Cela me fait penser au mythe de Sisyphe. Ce personnage de la mythologie grecque poussait un rocher en haut d’une montagne, et une fois arrivé le rocher retombait en bas. Il recommençait à le pousser en haut, le rocher retombait, et ainsi de suite. C’est un mythe qui m’a beaucoup intéressé à mon adolescence.
Il illustre pour moi, entre autre, la répétition de comportements, d’actes, d’échecs éventuels, et le non-aboutissement de nos actions ou intentions. Par exemple, reproduire le même comportement dans le travail ou en couple, et en arriver aux mêmes résultats sans que cela ne change jamais vraiment.
Il y a une part de répétition dans l’humain. Elle est même fondamentale et fait partie d’un processus d’apprentissage: nous répétons jusqu’à ce que sous sachions. Alors seulement nous pouvons passer à autre chose. Le mythe de Sisyphe est parfois interprété comme une fatalité, ou comme l’impossibilité à changer nos conditions et esquisse une sorte d’absurdité de nos actions. Je préfère y voir l’aspect positif de l’apprentissage.
En relation avec ce mythe et avec la notion de non-aboutissement, j’ai développé une réflexion et une pratique pour justement tenter d’aboutir et ne pas recommencer éternellement les mêmes choses. J’y arrive dans certains domaines, pas dans d’autres. Comme outil, la Gestalt par exemple permet de reprendre un vécu répétitif et de l’aboutir enfin pour passer à autre chose, pour "boucler une boucle". Mais ce n’est pas toujours simple. La répétition est intimement imbriquée avec la mémoire et en est un constituant. Or sans mémoire (donc sans répétition) il n’y a pas de représentation possible du monde ni de repères.

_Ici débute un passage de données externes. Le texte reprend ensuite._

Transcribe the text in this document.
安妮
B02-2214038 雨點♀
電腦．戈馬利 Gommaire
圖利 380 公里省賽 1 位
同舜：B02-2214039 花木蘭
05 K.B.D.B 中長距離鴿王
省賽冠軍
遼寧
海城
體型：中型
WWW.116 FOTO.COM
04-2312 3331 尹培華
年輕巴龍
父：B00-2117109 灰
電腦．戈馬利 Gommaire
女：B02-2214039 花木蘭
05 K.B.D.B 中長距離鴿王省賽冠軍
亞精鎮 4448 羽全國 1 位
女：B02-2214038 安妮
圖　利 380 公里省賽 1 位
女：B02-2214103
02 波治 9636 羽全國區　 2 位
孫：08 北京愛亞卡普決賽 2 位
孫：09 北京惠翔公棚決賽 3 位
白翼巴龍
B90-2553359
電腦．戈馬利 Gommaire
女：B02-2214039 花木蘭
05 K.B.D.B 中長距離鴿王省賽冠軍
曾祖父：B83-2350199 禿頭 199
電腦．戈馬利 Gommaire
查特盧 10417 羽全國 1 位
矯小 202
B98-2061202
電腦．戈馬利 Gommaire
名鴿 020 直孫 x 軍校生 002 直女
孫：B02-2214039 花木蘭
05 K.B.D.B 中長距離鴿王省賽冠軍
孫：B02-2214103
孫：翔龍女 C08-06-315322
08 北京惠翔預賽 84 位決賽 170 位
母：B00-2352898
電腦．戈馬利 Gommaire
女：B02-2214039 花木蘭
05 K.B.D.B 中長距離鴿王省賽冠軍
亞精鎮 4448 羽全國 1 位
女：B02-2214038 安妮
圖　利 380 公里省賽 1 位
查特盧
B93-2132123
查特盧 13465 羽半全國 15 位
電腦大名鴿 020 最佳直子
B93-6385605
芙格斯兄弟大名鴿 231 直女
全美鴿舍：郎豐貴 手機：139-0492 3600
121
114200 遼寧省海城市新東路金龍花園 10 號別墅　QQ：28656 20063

Etre libre est entre autres, dans ma compréhension, être libre des schémas répétitifs. Je ne prétends pas que ce soit mon cas, toutefois me définir comme hommelibre montre une intention dans ce sens, un choix de vie encore en évolution. Je ne suis pas un produit fini, je continue à avancer. C’est aussi cela ma liberté. Quand j'ai choisi ce pseudo et ce titre pour mon blog, c'était aussi libre par rapport à l'expérience difficile dont je sortais à peine. Je reviendrai à d’autres occasions sur ce que représente la liberté pour moi.
Voilà pour ce matin. Donc l’autre “Homme libre", celui de la série est mort; mais il en reste un...
(:o)...
P.S: Quand nos compatriote retenus en Lybie seront-ils libres eux aussi?...
Commentaires
Salutations,
Pour moi, le mythe de Sisyphe est le symbole de nos limites et d'une partie de notre essence.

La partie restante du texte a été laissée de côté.